Сумма, которую наше начальство могло расходовать на наше пропитание, была так ничтожна (на продовольствие каждой воспитанницы по отдельности приходилось чуть ли не 7 копеек в сутки), что можно только удивляться, как оно ухитрялось кормить нас не одной только «манной кашицей», которою должны были довольствоваться несчастные дети в одном из английских приютов, описанных Диккенсом в романе «Оливер Твист». Нет, справедливость требует сказать, что нам все-таки жилось привольнее наших английских собратьев по несчастью и мы не только не выскабливали ложками оловянных тарелок, в которых нам подавалась гречневая каша и другая снедь, но были так «набалованы» и подчас до того доводили свою предерзость, что наотрез отказывались есть прелую-перепрелую «прошлогоднюю кашу» без малейших признаков масла. <...>
Привожу здесь, кстати, подробное описание наших трапез.
В 8 часов утра мы пили чай — чуть тепленькую желтоватую водицу, — к которому прилагался микроскопический кусочек сахара и половина полуторакопеечного розана[99] (в первый день Пасхи, Рождества и вдень причастия нам выдавали по целому розанчику). В 12 часов раздавался звонок к обеду, состоявшему из трех блюд: во-первых, из «супа брандахлыста», приправленного манной или перловой крупой; во-вторых, из тончайших ломтиков вареной говядины какого-то подозрительного синеватого цвета, которую мы хотя и называли «мертвечиной», но все-таки ели и сожалели только о том, что она всегда была нарезана так артистически тонко, что наши сквозные ломтики «даже муха могла бы пробить крылом на лету». Третьим блюдом почти неизменно служила достопамятная «прошлогодняя каша». В пятом часу дня мы получали такие же порции чая, как и утром, а в девятом ужинали остатками супа и каши. Воскресные дни ознаменовывались тем, что к нашему обыкновенному menu прибавлялся пирог с капустой или с морковью, а каша заменялась клюквенным киселем с патокой.
Яйца нам давали только на Пасхе, но в каком количестве — этого я не помню. Точно так же и молоком нам удавалось полакомиться всего один раз в год, в Черемушках, <...> где наш общий друг батюшка П. В. Богословский устраивал для нас обильное угощение из свежего молока и булок.

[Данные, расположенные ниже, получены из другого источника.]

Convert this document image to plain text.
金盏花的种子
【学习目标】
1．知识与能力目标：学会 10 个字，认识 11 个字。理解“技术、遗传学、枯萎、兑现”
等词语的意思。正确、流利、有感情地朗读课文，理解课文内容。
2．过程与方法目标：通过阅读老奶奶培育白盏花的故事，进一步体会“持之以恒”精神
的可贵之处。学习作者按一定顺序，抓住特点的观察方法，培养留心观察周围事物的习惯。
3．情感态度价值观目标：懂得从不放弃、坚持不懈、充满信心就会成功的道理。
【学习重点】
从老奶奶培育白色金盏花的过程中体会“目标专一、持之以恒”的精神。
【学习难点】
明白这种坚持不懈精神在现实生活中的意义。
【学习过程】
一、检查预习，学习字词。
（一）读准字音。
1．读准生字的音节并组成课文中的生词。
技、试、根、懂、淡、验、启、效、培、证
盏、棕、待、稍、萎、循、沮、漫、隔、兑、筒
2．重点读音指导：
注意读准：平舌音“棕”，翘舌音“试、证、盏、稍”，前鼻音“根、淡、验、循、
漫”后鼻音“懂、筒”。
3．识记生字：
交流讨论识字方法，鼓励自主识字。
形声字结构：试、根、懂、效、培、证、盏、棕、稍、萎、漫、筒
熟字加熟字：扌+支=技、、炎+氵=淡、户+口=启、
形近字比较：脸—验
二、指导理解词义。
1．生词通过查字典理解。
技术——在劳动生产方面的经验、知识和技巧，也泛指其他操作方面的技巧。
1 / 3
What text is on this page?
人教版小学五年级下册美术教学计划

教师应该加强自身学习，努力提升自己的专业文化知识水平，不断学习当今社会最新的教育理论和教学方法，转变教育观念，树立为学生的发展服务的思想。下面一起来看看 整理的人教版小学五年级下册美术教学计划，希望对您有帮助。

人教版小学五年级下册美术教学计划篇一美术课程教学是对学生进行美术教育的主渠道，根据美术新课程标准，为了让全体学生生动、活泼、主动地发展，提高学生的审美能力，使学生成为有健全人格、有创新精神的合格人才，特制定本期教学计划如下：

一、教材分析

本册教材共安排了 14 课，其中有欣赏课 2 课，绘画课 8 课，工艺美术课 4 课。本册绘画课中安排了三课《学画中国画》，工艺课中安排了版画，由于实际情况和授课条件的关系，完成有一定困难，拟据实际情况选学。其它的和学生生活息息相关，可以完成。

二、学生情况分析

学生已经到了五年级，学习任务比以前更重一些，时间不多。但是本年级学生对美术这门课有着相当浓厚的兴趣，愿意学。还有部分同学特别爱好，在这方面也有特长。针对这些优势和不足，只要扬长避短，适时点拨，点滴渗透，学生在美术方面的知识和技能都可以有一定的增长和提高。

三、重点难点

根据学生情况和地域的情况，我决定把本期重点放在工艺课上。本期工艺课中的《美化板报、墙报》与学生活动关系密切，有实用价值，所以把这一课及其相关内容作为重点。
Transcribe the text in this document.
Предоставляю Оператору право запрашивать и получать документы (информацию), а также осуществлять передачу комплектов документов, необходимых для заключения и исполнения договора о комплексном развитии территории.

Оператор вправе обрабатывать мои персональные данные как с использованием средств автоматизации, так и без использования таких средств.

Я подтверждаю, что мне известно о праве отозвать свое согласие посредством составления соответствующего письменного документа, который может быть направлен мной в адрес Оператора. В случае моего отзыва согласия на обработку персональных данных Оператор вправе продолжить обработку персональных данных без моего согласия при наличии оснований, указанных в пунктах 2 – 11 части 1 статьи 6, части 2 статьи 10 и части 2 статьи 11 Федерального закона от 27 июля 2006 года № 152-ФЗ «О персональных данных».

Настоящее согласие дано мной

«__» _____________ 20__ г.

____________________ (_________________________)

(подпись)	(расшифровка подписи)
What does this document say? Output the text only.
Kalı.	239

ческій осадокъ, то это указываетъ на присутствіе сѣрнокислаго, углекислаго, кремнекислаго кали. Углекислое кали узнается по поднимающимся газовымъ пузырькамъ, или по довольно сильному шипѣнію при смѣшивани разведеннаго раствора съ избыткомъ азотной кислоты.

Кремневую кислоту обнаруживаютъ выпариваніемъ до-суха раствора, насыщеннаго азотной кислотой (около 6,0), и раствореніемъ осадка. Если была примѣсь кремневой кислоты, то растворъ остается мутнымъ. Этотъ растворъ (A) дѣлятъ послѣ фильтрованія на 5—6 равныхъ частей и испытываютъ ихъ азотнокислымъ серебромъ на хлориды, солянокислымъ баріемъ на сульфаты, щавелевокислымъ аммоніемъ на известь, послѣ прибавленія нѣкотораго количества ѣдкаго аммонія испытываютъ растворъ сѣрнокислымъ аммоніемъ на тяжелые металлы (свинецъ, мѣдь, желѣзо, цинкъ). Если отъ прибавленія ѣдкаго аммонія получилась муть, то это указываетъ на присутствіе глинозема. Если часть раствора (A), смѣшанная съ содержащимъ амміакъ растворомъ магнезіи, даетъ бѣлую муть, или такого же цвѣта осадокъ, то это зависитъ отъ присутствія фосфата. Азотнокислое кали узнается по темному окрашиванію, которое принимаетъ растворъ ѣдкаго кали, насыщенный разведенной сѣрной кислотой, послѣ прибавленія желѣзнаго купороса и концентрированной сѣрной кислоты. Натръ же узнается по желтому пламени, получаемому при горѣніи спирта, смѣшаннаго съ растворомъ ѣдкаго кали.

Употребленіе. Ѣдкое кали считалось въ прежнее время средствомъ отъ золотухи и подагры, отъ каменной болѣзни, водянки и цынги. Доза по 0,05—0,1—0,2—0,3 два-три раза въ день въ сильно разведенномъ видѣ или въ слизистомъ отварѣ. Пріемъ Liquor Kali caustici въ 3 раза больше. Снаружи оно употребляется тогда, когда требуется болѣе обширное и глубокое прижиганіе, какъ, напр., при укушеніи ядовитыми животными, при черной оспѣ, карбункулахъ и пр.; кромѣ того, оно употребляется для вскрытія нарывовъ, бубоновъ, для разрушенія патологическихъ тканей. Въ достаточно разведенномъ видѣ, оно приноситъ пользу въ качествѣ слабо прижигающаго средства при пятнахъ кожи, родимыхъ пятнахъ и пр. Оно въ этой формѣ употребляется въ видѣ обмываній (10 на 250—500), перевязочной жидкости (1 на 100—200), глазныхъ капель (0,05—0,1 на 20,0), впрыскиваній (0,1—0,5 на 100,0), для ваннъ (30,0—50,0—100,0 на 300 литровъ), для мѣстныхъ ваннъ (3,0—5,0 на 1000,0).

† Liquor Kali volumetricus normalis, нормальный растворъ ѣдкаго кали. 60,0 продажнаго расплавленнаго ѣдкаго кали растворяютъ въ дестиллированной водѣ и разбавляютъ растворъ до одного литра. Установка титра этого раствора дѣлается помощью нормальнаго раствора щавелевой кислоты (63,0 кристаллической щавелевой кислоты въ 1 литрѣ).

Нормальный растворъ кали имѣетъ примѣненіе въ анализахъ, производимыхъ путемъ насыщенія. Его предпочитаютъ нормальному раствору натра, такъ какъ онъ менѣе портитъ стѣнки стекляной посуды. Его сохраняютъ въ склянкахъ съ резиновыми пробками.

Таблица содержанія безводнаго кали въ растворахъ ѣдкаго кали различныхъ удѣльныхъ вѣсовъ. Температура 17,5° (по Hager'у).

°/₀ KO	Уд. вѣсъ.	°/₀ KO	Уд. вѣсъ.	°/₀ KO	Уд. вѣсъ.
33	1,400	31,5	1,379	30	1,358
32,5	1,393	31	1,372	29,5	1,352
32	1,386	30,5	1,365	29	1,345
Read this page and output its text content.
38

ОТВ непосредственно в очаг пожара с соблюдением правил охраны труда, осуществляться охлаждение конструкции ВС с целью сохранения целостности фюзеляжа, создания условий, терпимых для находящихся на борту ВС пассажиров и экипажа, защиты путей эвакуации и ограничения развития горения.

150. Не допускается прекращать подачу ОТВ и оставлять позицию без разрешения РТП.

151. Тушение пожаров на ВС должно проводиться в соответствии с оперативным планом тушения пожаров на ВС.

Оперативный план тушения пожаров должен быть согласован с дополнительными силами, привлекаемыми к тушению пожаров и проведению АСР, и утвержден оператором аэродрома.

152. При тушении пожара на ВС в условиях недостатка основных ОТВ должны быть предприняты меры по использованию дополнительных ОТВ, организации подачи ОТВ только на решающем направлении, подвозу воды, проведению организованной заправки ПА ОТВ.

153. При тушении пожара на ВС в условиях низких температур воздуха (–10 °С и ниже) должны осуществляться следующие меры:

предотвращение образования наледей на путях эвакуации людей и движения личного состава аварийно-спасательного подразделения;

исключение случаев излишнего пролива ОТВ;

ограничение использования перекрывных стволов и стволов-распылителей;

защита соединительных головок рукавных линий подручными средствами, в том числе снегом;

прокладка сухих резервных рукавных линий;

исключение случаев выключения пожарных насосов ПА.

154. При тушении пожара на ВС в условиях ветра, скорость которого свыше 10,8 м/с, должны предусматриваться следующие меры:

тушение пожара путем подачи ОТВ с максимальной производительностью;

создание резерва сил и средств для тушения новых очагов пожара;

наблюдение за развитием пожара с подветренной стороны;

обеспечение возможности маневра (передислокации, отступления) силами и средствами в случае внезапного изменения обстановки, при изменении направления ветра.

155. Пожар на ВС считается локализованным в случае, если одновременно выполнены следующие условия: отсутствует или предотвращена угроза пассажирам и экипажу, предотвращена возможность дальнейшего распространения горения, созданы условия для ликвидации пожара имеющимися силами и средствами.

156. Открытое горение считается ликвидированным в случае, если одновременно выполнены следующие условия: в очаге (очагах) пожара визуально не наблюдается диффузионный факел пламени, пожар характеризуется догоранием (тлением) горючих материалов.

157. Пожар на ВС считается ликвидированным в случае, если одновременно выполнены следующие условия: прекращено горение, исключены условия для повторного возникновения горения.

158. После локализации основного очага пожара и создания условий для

Привожу здесь в виде иллюстрации того, как «вкусны» были наши обеды и ужины, следующий факт. Однажды наш директор А. М. К..., войдя к нам в столовую во время обеда, вздумал было отведать наших постных щей со снетками, — дело было, кажется, Великим постом. Но должно быть, щи показались нашему директору до такой степени недоброкачественными, что он не рискнул проглотить даже и одной ложки, а тут же выплюнул их в носовой платок, что, впрочем, нисколько не помешало ему сказать с самым невозмутимым видом, что «щи очень, очень вкусны». Но с тех пор наш почтенный директор уже не решался пробовать наших кушаний.
Голод так одолевал нас подчас, что мы целыми толпами убегали в дортуары, чтобы потуже затянуться в корсеты, так как мы уже по опыту знали, что это самое лучшее средство парализовать действия нашего злейшего врага — голода. Этим способом достигалась двоякая цель: и мучения голода как будто ослабевали, и наши талии становились тоньше и изящнее.
Но по временам и на нашей улице бывали праздники. Случалось иногда, что кому-нибудь из нас присылали из деревни «при оказии» целые ящики с провизией — слоеными лепешками, паштетами, яйцами, пастилой, вареньем и другими прелестями. Вся эта благодать делалась достоянием всего класса и в тот же день истреблялась. Приберегать на завтра у нас считалось крайне предосудительным <...>. Но такие пирушки на весь класс устраивались, разумеется, только тогда, когда гостинцев присылали вволю — сколько душа просит. Если же той или другой из нас перепадала какая-нибудь малость, то угощались только самые любимые подруги. И за это никто не бывал в претензии, потому что каждая из нас была того мнения, что лучше угостить как следует двух- трех подруг, нежели «помазать по губам весь класс».
Зимой, насколько я помню, нас никогда не водили гулять. С конца осени, то есть с октября месяца, нас запирали в комнатах, как какие-нибудь тепличные растения, и не выпускали на свежий воздух чуть ли не до самого мая. Летом же мы могли гулять только в своем садике, где было так мало тени, что днем многие предпочитали оставаться в классах, и только вечером все гурьбой высыпали в сад. Но бегали и играли только маленькие, старшие же воспитанницы, считавшие ниже своего достоинства «повесничать и школьничать», чинно прогуливались группами по дорожкам, разговаривая об училищных делах вообще, но чаще всего, разумеется, об учителях или мечтая вслух о том, что ожидало их за стенами училища, из которого они так страстно порывались на волю.